Background: Nerve growth factor (NGF) is a pluripotent mediator, the levels of which are elevated in nasal lavage fluids of individuals with allergic rhinitis at baseline. Levels of NGF increase after allergen challenge.
Objective: In the current study, we tested the hypotheses that mast cells are the main source of human nasal NGF, and that NGF can potentially affect mucosal elements other than nerves.
Methods: Immunostaining with antibodies against NGF, tryptase, CD3, eosinophil cationic protein, and the high-affinity (tyrosine kinase A) and low-affinity (p75) receptors for NGF was performed by using human nasal turbinate sections.
Results: Double immunofluorescence staining demonstrated NGF in only 2% (median) (1.3, 2.3; 25th, 75th percentiles) of mast cells, 0.2% (0, 0.4) of T cells, but in 62.2% (56.5, 68) of activated eosinophils. With immunohistology, NGF expression was consistently strongest in the submucosal glands and lesser in the epithelial lining. Both high-affinity and low-affinity receptors for NGF were localized not only on nerves, as expected, but also on nasal epithelium, submucosal glands, and some interstitial cells, but not on vascular endothelium.
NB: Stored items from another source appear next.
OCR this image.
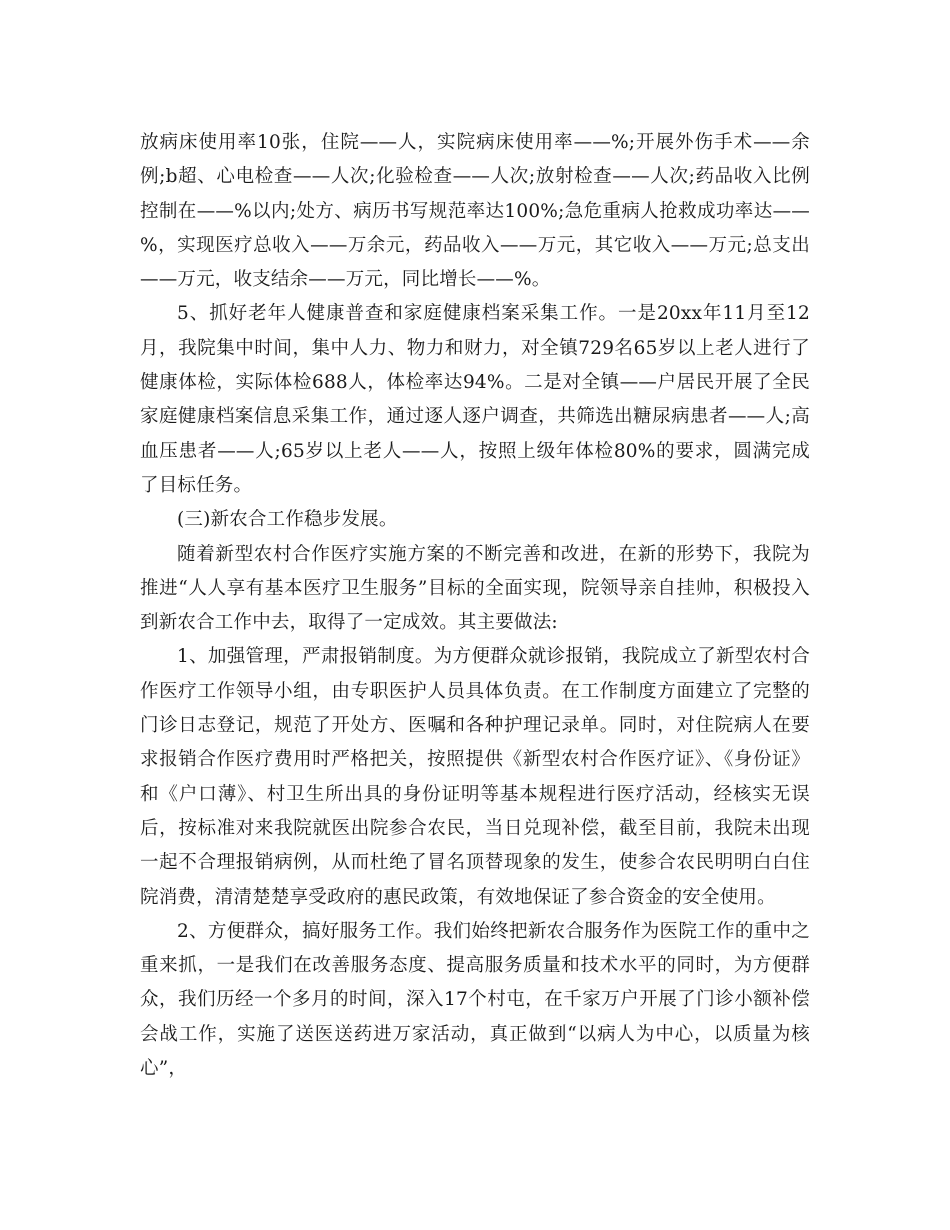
放病床使用率10张，住院——人，实院病床使用率——%;开展外伤手术——余例;b超、心电检查——人次;化验检查——人次;放射检查——人次;药品收入比例控制在——%以内;处方、病历书写规范率达100%;急危重病人抢救成功率达——%，实现医疗总收入——万余元，药品收入——万元，其它收入——万元;总支出——万元，收支结余——万元，同比增长——%。

5、抓好老年人健康普查和家庭健康档案采集工作。一是20xx年11月至12月，我院集中时间，集中人力、物力和财力，对全镇729名65岁以上老人进行了健康体检，实际体检688人，体检率达94%。二是对全镇——户居民开展了全民家庭健康档案信息采集工作，通过逐人逐户调查，共筛选出糖尿病患者——人;高血压患者——人;65岁以上老人——人，按照上级年体检80%的要求，圆满完成了目标任务。

(三)新农合工作稳步发展。

随着新型农村合作医疗实施方案的不断完善和改进，在新的形势下，我院为推进“人人享有基本医疗卫生服务”目标的全面实现，院领导亲自挂帅，积极投入到新农合工作中去，取得了一定成效。其主要做法:

1、加强管理，严肃报销制度。为方便群众就诊报销，我院成立了新型农村合作医疗工作领导小组，由专职医护人员具体负责。在工作制度方面建立了完整的门诊日志登记，规范了开处方、医嘱和各种护理记录单。同时，对住院病人在要求报销合作医疗费用时严格把关，按照提供《新型农村合作医疗证》、《身份证》和《户口薄》、村卫生所出具的身份证明等基本规程进行医疗活动，经核实无误后，按标准对来我院就医出院参合农民，当日兑现补偿，截至目前，我院未出现一起不合理报销病例，从而杜绝了冒名顶替现象的发生，使参合农民明明白白住院消费，清清楚楚享受政府的惠民政策，有效地保证了参合资金的安全使用。

2、方便群众，搞好服务工作。我们始终把新农合服务作为医院工作的重中之重来抓，一是我们在改善服务态度、提高服务质量和技术水平的同时，为方便群众，我们历经一个多月的时间，深入17个村屯，在千家万户开展了门诊小额补偿会战工作，实施了送医送药进万家活动，真正做到“以病人为中心，以质量为核心”，
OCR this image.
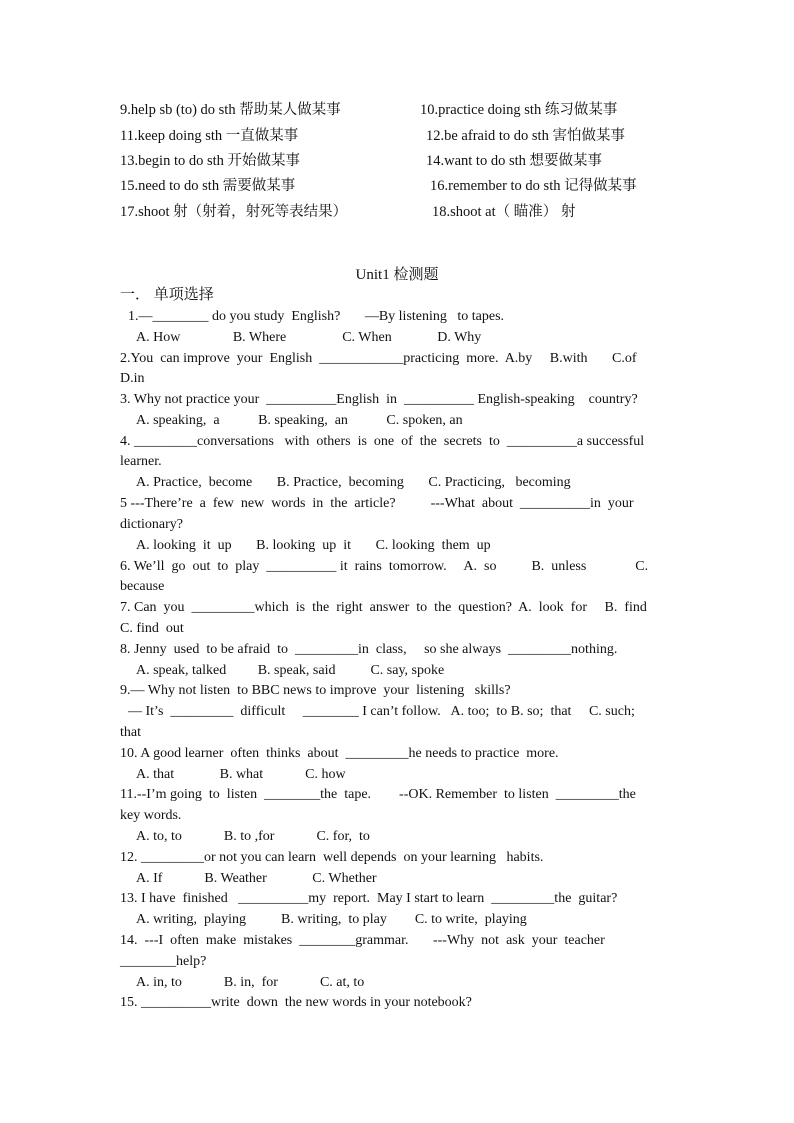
9.help sb (to) do sth 帮助某人做某事	10.practice doing sth 练习做某事
11.keep doing sth 一直做某事	12.be afraid to do sth 害怕做某事
13.begin to do sth 开始做某事	14.want to do sth 想要做某事
15.need to do sth 需要做某事	16.remember to do sth 记得做某事
17.shoot 射（射着，射死等表结果）	18.shoot at（ 瞄准） 射
Unit1 检测题
一． 单项选择
1.—________ do you study  English?       —By listening   to tapes.
A. How               B. Where                C. When             D. Why
2.You  can improve  your  English  ____________practicing  more.  A.by     B.with       C.of
D.in
3. Why not practice your  __________English  in  __________ English-speaking    country?
A. speaking,  a           B. speaking,  an           C. spoken, an
4. _________conversations   with  others  is  one  of  the  secrets  to  __________a successful
learner.
A. Practice,  become       B. Practice,  becoming       C. Practicing,   becoming
5 ---There’re  a  few  new  words  in  the  article?          ---What  about  __________in  your
dictionary?
A. looking  it  up       B. looking  up  it       C. looking  them  up
6. We’ll  go  out  to  play  __________ it  rains  tomorrow.     A.  so          B.  unless              C.
because
7. Can  you  _________which  is  the  right  answer  to  the  question?  A.  look  for     B.  find
C. find  out
8. Jenny  used  to be afraid  to  _________in  class,     so she always  _________nothing.
A. speak, talked         B. speak, said          C. say, spoke
9.— Why not listen  to BBC news to improve  your  listening   skills?
— It’s  _________  difficult     ________ I can’t follow.   A. too;  to B. so;  that     C. such;
that
10. A good learner  often  thinks  about  _________he needs to practice  more.
A. that             B. what            C. how
11.--I’m going  to  listen  ________the  tape.        --OK. Remember  to listen  _________the
key words.
A. to, to            B. to ,for            C. for,  to
12. _________or not you can learn  well depends  on your learning   habits.
A. If            B. Weather             C. Whether
13. I have  finished   __________my  report.  May I start to learn  _________the  guitar?
A. writing,  playing          B. writing,  to play        C. to write,  playing
14.  ---I  often  make  mistakes  ________grammar.       ---Why  not  ask  your  teacher
________help?
A. in, to            B. in,  for            C. at, to
15. __________write  down  the new words in your notebook?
Conclusion: This study demonstrates that submucosal glands, nasal epithelium, and eosinophils constitute the major sources of NGF in the human nasal mucosa. That NGF receptors are found in cells other than nerves supports the notion that the role of this neurotrophin is broader than simple modulation of the sensorineural system.
Clinical implications: The distribution of NGF and its receptors and its established release during allergic reactions suggest that this factor participates in the pathophysiology of allergic rhinitis.